Worst of all, a dear friend, a minister at a small church, died last December of a congenital heart problem. He was 47. He had had health insurance, but gave it up because his partner had big child-support bills, and he needed that extra money in his paycheck. Had he been able to have yearly checkups, they might have found the “Swiss cheese” that was developing in his aorta in time to fix it. As it was, his emergency room visit when his partner adjudged there was no choice--the man was in so much pain--resulted in admittedly heroic measures from surgeons at a great Baltimore hospital who worked on him for nine hours…only to lose him because the disorder had so far progressed that the patches wouldn’t hold and he died in recovery. There will be no bill; the hospital--unique in my experience--offers free services under some conditions to those who cannot pay. Even though I am insured now, that’s where I’d want to go. My friend's doctors are among the few medical heroes around, even though, despite their lengthy, dedicated and brilliant work, they couldn’t save him.
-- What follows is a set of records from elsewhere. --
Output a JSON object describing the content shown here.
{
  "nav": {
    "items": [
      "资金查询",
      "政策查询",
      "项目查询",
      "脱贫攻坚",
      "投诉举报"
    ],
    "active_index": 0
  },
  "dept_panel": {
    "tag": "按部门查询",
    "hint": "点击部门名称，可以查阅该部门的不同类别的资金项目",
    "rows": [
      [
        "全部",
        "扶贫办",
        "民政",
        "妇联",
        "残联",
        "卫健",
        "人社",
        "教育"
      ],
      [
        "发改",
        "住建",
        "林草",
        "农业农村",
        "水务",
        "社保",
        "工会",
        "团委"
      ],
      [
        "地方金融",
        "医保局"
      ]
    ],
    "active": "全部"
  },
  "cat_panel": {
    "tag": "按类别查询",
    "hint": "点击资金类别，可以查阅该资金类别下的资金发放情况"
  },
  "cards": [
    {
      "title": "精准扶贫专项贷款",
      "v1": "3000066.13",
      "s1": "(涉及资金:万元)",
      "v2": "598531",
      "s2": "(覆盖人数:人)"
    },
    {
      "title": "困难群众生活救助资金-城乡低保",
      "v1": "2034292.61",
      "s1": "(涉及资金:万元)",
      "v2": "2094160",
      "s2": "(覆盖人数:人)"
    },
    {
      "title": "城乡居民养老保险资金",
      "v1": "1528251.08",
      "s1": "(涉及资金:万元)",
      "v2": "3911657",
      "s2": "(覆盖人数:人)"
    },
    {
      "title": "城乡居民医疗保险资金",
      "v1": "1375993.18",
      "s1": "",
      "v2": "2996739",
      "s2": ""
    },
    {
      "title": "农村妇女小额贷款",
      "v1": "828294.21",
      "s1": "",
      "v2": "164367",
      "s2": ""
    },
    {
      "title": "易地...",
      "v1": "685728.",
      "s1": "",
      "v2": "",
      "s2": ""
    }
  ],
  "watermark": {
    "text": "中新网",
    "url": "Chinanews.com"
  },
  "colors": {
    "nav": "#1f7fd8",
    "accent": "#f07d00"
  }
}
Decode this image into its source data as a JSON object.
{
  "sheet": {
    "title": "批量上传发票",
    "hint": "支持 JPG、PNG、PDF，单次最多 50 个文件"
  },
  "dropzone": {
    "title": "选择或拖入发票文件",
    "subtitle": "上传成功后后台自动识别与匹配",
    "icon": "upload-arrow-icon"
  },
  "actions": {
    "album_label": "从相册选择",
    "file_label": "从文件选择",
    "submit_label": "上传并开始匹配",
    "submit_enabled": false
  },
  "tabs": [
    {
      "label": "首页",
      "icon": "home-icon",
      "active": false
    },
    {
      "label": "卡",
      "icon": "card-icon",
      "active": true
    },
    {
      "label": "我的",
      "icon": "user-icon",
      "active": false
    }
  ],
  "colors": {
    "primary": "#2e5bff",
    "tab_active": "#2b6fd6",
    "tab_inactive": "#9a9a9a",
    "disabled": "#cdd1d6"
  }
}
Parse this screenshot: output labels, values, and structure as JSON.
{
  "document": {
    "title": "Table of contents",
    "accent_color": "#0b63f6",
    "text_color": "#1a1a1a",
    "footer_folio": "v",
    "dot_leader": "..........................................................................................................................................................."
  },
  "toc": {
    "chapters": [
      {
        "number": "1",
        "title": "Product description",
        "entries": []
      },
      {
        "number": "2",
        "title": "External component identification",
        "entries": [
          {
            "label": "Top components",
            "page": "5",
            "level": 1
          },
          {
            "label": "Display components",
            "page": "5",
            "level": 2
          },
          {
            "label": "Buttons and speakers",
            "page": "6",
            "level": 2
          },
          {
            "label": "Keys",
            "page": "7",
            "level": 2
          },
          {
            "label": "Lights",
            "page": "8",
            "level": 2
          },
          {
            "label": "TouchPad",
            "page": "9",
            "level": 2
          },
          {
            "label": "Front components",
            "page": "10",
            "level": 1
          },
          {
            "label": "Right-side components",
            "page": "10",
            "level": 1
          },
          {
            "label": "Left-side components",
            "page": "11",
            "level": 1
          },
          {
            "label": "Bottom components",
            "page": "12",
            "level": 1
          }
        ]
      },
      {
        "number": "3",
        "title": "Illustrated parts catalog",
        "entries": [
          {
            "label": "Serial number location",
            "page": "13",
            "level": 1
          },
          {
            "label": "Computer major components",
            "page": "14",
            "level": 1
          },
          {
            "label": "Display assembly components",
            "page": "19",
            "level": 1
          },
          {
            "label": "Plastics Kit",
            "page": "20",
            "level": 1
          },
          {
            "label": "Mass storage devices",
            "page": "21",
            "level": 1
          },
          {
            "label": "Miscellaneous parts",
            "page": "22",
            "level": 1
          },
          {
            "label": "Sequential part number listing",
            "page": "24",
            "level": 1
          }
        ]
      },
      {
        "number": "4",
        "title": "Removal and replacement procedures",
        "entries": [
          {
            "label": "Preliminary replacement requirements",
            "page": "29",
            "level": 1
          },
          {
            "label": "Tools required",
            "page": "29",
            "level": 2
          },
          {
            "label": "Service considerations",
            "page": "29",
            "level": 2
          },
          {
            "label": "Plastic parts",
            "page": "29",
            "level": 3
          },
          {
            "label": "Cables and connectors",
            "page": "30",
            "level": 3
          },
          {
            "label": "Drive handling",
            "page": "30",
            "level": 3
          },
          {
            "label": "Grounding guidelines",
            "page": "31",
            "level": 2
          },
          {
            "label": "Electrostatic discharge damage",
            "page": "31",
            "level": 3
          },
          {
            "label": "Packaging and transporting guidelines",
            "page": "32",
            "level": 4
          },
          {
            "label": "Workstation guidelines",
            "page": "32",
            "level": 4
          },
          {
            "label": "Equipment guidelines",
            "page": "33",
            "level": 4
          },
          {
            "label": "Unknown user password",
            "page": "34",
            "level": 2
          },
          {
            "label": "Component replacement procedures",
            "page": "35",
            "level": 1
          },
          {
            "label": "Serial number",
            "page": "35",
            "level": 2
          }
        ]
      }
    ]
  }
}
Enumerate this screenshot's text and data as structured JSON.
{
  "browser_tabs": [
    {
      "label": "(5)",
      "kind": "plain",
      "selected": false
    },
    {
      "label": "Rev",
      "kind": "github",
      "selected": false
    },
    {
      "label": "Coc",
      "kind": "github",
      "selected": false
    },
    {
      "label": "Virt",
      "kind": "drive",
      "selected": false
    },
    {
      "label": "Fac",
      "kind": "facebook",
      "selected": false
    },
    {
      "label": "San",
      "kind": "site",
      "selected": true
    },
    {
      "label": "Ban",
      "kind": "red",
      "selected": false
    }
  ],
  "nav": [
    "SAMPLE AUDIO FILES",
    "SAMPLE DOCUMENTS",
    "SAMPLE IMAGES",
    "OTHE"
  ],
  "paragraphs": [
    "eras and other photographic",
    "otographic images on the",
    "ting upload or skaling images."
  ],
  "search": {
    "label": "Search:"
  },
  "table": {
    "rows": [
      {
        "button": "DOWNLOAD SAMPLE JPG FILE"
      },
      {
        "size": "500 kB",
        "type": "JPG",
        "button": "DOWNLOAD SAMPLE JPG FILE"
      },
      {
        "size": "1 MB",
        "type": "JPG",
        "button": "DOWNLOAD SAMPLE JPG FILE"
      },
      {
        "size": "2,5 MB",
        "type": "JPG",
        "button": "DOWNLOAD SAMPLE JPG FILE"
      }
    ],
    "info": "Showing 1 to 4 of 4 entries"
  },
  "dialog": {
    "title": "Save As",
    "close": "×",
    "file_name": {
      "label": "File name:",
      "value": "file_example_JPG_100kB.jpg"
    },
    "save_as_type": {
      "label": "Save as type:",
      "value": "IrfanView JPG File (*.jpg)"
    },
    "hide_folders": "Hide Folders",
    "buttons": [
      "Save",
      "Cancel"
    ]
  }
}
It was not they who were to blame; it is the American health care system that put the doctors and my friend into such a position.

This is needless, and it is all your fault, dear A.M.A. and that of assorted dunderheads who very wrongly fear “socialized medicine.” Is it, in fact, ethical to stand in the way of Universal Health Care when what it would mean, basically, is that some patients might have to wait a while to have a benign wart removed, because people with disintegrating aortas needed help first? In England, many people buy a supplemental policy, if they choose and can afford it, which does provide semi-private doctors in case they want that wart gone NOW. My late British in-laws had it; they were both well cared for in their final illnesses. But those who don’t have it are still cared for in England...perhaps not with all the bells and whistles, but with dignity.

Is that, in the end, too much to ask? Is it ethical that you, the A.M.A., whose members vow to “First, do no harm,” should stand in the way of human health and, perhaps more tellingly, human dignity?

Is there any reason whatsoever that the rest of us?those 98 million uninsured Americans and however many of the rest of us have a conscience and some empathy and at least a buck or two left over at the end of the month….

Is there any reason we cannot amongst us mount a sufficiently bankrolled media campaign to leave A.M.A. obstructionism in the dust? It would be better, dear A.M.A., if you spent your anti-healthcare war chest on providing health care, and better, too, if the rest of us didn’t have to spend what might be health dollars campaigning to wrest our health care from those sworn to provide it who are refusing to do so and holding us all hostage in the meantime.